Enterprise Takeaways: 5G, FTTH and Private Wireless
Expanded 5G and FTTH coverage in Spain and Brazil supports mobile-first transformation, SD-WAN/SASE overlays on premium broadband, and pilots for private 5G and IoT. Customers in Germany should watch service migrations and ARPU normalization; confirm SLAs and migration timelines for critical workloads.
Vendor and Hyperscaler Opportunities
Expect demand for 5G densification, RAN energy savings, transport upgrades, and software-driven operations to sustain, even as CapEx efficiency tightens. Fiber co-investment and wholesale models in Spain will evolve as legacy contracts roll off; align offers to cash-conversion metrics and currency risk management.
Investor and Wholesale Considerations
Key sensitivities include the cadence of tax refunds and litigation proceeds, Germany’s EBITDA stabilization, and Spanish wholesale transitions.
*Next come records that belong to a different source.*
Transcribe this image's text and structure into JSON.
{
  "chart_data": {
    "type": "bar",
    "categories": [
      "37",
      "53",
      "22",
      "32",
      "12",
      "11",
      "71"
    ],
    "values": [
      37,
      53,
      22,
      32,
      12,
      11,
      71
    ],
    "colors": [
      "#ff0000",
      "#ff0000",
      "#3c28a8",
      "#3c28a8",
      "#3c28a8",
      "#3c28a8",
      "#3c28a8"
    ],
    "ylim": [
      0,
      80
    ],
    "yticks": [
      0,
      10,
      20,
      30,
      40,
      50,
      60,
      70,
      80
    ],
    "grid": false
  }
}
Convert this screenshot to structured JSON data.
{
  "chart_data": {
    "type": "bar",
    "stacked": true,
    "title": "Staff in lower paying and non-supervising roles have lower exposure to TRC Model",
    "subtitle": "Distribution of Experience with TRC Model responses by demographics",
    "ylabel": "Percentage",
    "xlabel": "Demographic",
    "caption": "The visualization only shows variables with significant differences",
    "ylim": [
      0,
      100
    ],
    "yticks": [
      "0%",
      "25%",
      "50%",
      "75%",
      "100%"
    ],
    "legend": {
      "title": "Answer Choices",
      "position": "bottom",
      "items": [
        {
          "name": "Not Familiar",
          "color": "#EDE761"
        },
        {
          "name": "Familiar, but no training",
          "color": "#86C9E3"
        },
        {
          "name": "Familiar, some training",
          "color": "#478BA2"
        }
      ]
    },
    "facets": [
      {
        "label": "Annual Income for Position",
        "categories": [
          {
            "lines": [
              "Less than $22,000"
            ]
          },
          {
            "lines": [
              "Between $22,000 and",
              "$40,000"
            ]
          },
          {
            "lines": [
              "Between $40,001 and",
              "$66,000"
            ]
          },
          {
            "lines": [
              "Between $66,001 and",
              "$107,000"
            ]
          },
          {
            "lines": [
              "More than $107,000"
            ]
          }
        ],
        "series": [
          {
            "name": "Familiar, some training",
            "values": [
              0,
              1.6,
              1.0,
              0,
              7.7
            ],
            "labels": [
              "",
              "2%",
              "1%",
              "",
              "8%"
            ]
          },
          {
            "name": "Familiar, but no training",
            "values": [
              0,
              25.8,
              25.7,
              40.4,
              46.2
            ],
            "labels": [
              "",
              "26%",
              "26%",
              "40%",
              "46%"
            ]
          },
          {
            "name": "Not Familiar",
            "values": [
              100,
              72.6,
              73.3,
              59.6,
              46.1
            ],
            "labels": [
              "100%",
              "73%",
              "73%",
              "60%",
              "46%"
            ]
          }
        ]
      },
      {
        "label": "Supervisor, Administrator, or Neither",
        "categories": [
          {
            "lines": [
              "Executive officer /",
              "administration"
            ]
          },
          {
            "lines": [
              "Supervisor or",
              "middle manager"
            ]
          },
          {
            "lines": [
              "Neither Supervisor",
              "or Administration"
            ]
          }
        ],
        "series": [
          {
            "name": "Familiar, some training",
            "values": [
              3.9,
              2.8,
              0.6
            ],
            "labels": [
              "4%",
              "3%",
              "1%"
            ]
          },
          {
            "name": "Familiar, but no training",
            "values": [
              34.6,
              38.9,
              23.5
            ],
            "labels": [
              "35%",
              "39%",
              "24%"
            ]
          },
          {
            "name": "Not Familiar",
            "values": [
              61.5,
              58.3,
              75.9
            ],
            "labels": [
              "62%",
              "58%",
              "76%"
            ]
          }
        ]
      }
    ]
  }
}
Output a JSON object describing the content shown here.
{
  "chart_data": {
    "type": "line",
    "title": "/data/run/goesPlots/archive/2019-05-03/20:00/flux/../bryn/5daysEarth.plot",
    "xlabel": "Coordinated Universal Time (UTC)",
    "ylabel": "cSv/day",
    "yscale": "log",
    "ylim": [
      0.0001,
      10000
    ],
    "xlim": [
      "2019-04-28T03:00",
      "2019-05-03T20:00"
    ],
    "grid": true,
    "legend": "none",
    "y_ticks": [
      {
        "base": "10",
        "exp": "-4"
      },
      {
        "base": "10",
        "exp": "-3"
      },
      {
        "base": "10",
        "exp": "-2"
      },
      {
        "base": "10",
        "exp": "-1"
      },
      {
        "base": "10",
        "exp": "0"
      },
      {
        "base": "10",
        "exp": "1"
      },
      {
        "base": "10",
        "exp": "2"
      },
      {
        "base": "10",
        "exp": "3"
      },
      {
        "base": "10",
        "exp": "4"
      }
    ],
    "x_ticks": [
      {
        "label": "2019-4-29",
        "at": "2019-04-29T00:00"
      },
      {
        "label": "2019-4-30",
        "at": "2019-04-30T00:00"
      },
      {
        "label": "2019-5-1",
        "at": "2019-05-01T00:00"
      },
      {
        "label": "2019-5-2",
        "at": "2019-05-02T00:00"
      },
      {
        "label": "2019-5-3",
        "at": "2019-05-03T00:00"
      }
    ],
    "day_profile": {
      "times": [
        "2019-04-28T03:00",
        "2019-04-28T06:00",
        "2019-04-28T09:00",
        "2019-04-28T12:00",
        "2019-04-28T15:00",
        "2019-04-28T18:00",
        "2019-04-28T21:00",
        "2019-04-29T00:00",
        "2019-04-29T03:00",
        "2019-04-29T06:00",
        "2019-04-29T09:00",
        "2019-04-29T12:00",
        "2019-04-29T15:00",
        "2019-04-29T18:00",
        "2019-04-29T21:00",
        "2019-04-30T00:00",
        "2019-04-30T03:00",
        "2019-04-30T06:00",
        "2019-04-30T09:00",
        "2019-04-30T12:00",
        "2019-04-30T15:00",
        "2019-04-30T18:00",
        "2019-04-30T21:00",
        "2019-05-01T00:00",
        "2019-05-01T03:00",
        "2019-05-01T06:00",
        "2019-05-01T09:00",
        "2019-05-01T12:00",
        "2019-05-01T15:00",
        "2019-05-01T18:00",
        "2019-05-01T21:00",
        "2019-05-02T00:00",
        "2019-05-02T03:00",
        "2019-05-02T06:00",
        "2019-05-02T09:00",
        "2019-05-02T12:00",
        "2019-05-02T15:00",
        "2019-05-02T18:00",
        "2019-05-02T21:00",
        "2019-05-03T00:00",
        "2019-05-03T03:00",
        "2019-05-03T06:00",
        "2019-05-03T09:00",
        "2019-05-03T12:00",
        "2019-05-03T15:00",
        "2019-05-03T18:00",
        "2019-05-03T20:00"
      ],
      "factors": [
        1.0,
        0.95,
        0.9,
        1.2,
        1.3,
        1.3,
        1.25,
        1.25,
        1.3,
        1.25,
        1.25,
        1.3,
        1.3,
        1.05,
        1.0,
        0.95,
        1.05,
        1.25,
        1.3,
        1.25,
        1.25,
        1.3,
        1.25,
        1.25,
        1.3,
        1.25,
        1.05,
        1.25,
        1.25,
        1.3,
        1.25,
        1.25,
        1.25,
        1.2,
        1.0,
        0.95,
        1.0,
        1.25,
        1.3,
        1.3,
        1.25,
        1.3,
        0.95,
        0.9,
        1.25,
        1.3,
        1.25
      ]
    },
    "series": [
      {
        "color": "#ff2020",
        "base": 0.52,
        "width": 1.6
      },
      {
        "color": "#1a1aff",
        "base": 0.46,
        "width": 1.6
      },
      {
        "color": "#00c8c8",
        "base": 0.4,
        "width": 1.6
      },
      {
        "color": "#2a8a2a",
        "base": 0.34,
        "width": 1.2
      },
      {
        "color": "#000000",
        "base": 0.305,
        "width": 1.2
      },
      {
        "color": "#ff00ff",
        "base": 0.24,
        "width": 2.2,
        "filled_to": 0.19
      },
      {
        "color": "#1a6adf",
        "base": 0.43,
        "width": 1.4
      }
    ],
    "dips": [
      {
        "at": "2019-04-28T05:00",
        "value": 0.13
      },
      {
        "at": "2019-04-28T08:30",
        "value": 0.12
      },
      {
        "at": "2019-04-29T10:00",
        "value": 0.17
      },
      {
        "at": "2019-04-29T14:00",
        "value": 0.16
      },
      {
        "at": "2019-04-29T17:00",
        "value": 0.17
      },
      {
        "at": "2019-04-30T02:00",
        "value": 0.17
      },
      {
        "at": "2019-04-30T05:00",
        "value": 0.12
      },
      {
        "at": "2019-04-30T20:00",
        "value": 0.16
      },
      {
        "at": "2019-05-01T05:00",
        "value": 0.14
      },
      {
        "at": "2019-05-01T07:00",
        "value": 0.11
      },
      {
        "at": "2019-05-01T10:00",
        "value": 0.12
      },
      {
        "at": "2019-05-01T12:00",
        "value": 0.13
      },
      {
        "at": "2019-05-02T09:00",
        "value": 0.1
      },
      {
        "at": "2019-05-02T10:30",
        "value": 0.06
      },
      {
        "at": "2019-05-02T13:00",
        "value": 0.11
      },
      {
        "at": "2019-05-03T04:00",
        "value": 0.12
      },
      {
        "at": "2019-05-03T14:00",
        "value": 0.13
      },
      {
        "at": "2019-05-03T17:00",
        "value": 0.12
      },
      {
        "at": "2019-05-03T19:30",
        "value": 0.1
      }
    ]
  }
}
Dividend sustainability is anchored in EBITDA-CapEx growth and working-capital discipline; monitor FX trends and any incremental asset monetization.
Key Watchlist for the Next Two Quarters
Execution against these milestones will determine whether Telefónica converts network leadership into stronger free cash flow and stable returns.
Operational KPIs: Net Adds, Churn, ARPU, EBITDA
Net adds and churn in Spain and Brazil, ARPU trends and migration completion in Germany, and group-level EBITDA trajectory versus guidance.
Cash Flow Drivers and Net Debt
Working capital contribution, timing of Spanish tax refunds, Millicom-related inflows, CapEx phasing, and net debt evolution.
Network Milestones: 5G Coverage, FTTH Passings, Enterprise 5G Wins
Progress toward 5G coverage expansion beyond 78%, incremental FTTH passings and connections, and tangible enterprise 5G wins that signal monetization beyond coverage.